4.25平和新聞を読んで

日本平和委員会が毎月、5日、15日、25日に発行している機関紙、平和新聞。
その4月25日号の紹介。

巻頭特集は『平和を破壊 米戦略と一体化 露骨な従属的軍事同盟へ』

4月10日の岸田・バイデン共同声明を受けて、日米安保における指揮統制機能の強化をうたう発言がなされたことや大軍拡に向かう姿勢を批判しています。

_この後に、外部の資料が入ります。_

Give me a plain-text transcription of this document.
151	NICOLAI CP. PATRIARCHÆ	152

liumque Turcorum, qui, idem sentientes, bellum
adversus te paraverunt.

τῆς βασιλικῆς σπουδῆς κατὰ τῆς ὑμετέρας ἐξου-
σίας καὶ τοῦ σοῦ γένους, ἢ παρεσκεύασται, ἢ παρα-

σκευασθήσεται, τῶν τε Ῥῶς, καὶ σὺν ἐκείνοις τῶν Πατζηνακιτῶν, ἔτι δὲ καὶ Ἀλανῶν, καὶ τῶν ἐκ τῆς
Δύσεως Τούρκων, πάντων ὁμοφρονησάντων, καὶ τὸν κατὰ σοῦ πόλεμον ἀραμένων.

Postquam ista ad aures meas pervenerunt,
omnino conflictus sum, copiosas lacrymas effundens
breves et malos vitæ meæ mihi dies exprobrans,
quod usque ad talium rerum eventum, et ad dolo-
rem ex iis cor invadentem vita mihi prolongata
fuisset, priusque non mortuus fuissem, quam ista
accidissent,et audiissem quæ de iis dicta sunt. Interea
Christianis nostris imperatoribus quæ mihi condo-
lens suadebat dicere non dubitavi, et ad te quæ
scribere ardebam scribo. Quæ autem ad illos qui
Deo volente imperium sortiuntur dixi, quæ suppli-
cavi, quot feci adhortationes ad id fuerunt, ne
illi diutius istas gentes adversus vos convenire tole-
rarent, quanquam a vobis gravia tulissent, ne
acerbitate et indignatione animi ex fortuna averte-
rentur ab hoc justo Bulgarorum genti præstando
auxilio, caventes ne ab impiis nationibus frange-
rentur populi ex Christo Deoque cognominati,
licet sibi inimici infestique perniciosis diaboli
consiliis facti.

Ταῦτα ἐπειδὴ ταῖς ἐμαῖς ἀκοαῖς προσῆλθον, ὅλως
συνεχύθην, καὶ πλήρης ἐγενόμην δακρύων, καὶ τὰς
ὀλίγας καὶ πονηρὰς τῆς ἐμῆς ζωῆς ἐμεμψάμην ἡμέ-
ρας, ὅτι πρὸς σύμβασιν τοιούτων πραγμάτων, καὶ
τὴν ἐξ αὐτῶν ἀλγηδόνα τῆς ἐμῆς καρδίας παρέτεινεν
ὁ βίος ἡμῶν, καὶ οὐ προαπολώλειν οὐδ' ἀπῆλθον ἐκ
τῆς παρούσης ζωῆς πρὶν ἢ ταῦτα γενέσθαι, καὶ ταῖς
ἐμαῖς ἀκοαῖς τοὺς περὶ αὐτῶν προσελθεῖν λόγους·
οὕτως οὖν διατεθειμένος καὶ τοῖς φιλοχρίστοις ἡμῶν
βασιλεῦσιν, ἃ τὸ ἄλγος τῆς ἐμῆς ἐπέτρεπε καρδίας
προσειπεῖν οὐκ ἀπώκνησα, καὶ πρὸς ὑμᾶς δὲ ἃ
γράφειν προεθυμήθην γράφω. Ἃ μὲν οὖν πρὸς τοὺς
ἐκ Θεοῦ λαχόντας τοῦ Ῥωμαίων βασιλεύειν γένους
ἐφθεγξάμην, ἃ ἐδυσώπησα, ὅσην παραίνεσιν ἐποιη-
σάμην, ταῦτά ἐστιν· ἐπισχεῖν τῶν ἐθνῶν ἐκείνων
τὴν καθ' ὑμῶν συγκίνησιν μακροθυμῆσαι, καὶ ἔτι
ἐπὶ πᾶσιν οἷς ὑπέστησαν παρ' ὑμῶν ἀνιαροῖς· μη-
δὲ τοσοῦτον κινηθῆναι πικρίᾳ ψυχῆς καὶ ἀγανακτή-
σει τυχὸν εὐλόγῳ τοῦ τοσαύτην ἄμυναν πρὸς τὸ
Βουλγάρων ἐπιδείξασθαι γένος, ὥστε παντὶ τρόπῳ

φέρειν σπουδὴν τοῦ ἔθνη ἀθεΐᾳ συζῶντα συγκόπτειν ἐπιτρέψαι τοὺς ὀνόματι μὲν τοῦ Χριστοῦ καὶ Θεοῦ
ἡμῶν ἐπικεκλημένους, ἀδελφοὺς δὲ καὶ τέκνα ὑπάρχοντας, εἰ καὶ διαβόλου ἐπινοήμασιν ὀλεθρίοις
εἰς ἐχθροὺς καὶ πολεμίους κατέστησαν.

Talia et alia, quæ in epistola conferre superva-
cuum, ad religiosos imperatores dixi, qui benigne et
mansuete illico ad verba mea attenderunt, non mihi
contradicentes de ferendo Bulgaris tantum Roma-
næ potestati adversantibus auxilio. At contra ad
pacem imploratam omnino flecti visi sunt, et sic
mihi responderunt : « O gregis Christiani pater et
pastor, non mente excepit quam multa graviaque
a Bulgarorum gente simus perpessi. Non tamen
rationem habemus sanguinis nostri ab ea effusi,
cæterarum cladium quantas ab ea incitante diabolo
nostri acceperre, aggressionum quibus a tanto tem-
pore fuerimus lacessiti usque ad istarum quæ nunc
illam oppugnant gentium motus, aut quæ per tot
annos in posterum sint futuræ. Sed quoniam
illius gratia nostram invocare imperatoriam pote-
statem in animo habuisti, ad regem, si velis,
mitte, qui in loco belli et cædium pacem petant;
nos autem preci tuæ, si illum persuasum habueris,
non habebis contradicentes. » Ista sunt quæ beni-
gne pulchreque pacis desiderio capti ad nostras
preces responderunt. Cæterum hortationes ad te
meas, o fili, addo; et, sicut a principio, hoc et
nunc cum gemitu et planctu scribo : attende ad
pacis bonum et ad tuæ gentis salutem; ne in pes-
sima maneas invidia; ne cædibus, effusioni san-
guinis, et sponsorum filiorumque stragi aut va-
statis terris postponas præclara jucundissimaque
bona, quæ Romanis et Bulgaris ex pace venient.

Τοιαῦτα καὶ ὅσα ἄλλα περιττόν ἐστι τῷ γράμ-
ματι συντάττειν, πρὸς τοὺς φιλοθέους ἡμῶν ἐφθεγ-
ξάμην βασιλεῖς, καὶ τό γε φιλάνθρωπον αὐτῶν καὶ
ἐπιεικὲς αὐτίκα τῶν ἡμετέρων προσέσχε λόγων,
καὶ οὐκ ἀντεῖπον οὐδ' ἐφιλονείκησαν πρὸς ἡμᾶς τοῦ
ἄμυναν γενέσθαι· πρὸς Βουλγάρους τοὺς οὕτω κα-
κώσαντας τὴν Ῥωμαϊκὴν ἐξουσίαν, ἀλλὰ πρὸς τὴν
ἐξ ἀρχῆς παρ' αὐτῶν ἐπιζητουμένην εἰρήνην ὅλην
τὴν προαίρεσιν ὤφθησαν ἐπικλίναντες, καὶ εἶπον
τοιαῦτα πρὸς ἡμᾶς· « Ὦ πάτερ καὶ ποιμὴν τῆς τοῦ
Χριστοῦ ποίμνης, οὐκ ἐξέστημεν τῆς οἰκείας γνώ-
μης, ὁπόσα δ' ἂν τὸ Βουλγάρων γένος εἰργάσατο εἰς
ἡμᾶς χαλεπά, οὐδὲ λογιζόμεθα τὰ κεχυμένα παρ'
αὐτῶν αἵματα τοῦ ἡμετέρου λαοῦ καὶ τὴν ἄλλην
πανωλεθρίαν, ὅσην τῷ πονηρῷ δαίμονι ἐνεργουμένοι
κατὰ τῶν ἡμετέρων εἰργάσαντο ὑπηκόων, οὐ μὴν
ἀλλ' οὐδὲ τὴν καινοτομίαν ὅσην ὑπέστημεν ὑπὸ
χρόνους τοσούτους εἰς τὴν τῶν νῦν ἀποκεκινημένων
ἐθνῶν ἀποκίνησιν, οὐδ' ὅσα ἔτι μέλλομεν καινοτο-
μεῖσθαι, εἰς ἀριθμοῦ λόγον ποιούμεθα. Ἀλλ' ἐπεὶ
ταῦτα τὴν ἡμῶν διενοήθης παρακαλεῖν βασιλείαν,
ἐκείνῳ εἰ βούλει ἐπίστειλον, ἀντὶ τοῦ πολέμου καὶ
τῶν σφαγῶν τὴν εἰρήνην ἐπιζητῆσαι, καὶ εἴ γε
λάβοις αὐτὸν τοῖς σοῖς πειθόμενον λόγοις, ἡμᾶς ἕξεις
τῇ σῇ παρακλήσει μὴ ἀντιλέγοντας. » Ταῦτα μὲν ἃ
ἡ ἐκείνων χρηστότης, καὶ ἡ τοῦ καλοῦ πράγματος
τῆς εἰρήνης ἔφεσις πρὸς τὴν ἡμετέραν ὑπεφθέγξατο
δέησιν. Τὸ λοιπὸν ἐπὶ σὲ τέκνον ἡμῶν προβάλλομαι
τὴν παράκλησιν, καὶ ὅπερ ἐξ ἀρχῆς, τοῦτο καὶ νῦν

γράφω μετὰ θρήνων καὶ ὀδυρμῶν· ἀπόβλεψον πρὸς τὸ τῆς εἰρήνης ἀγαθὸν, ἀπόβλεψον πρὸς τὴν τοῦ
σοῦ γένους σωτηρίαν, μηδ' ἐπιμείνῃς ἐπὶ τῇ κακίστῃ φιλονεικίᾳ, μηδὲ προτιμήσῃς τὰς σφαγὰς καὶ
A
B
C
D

筆者としては、日米作戦指揮の一体化は指揮の統一の確保や軍事的合理性への配慮から不可避であると思える。
そのような中で、日本政府は、一体化はされず、日本は独自の指揮命令系統を保持するとの説明をしている。
しかし、これは現実的には無理のある、結論ありきの説明であると思うところ。
共同作戦が万一行われた場合、それがいかなる形で進められたかの検証も行われる必要があろうが、隠蔽されそうなのが正直な感想だ。

日米同盟強化の内容

共同声明で語られた日米同盟強化の着目点として、平和新聞は、

  • 米軍・自衛隊の指揮統制の枠組み強化

  • 日本が米英豪の枠組み「AUKUS(オーカス)」への軍事協力を行う

  • 武器の共同開発・生産の拡大

の3点を上げています。

指揮統制機能の枠組み強化については、有事における米軍の作戦指揮機能の統合、すなわち米軍が自衛隊の戦時作戦統制権を握る形にしようとしている旨が述べられている。
その際、日本は統合作戦司令部を2025年3月までに創設する方針であるが、これと在日米軍司令部との作戦指揮機能の統合を進めようとしているとのこと。
これによって、自衛隊が米軍の主導する作戦に組み込まれていくだろう、としている。

AUKUSへの軍事協力については、日米豪の環太平洋の3カ国間で防空ミサイル防衛システム構を目指しているとのこと。
それは単にミサイルを迎撃するためのシステムではなく、ミサイルの脅威を無力化するための敵基地攻撃作戦も含まれる。
中国へのミサイルを意識してのことであるが、この場合、米軍の作戦統制下でミサイル戦が行われるとはいえ、日本はそのの前線に立たされることになるだろう、とのことである。

武器の共同開発・生産の拡大については、日米防衛産業間協力の深化として、日米防衛産業政策の統合すなわち米国による日本の産業基盤の軍事利用の推進をうたっている。
技術分野での中国の覇権に対抗することが狙いのようである。
また、経済安保版秘密保護法の制定もこのことと関連しているとのことである。
今後、産業・研究面でも対米従属化は進んでいく見通しだ。

結語

以上、軍事および、軍事産業・研究における米国への従属が着々と進行していることを見てきた。
今までの日本の政治体制が完全に米国から独立していたとは言い難く、密約や貿易摩擦なども含め時々に翻弄などされてきたことはあったが、首脳同士の今回の共同声明発表は目に見える形で推進しようとしているところに本気度が伺えてろくでもない。

このような日米関係の深化に対して、単に憲法を守れとするだけで対抗できるのか、は大いに考える余地がある。
実際、護憲や日米同盟に批判的な市民の勢力は徐々に少なくなりつつあるのも気がかりだ。

いかに対抗するかについて、新聞のようなジャーナリズム的視点以外にも指揮統制の内実について理解を深めていく必要があるように思われる。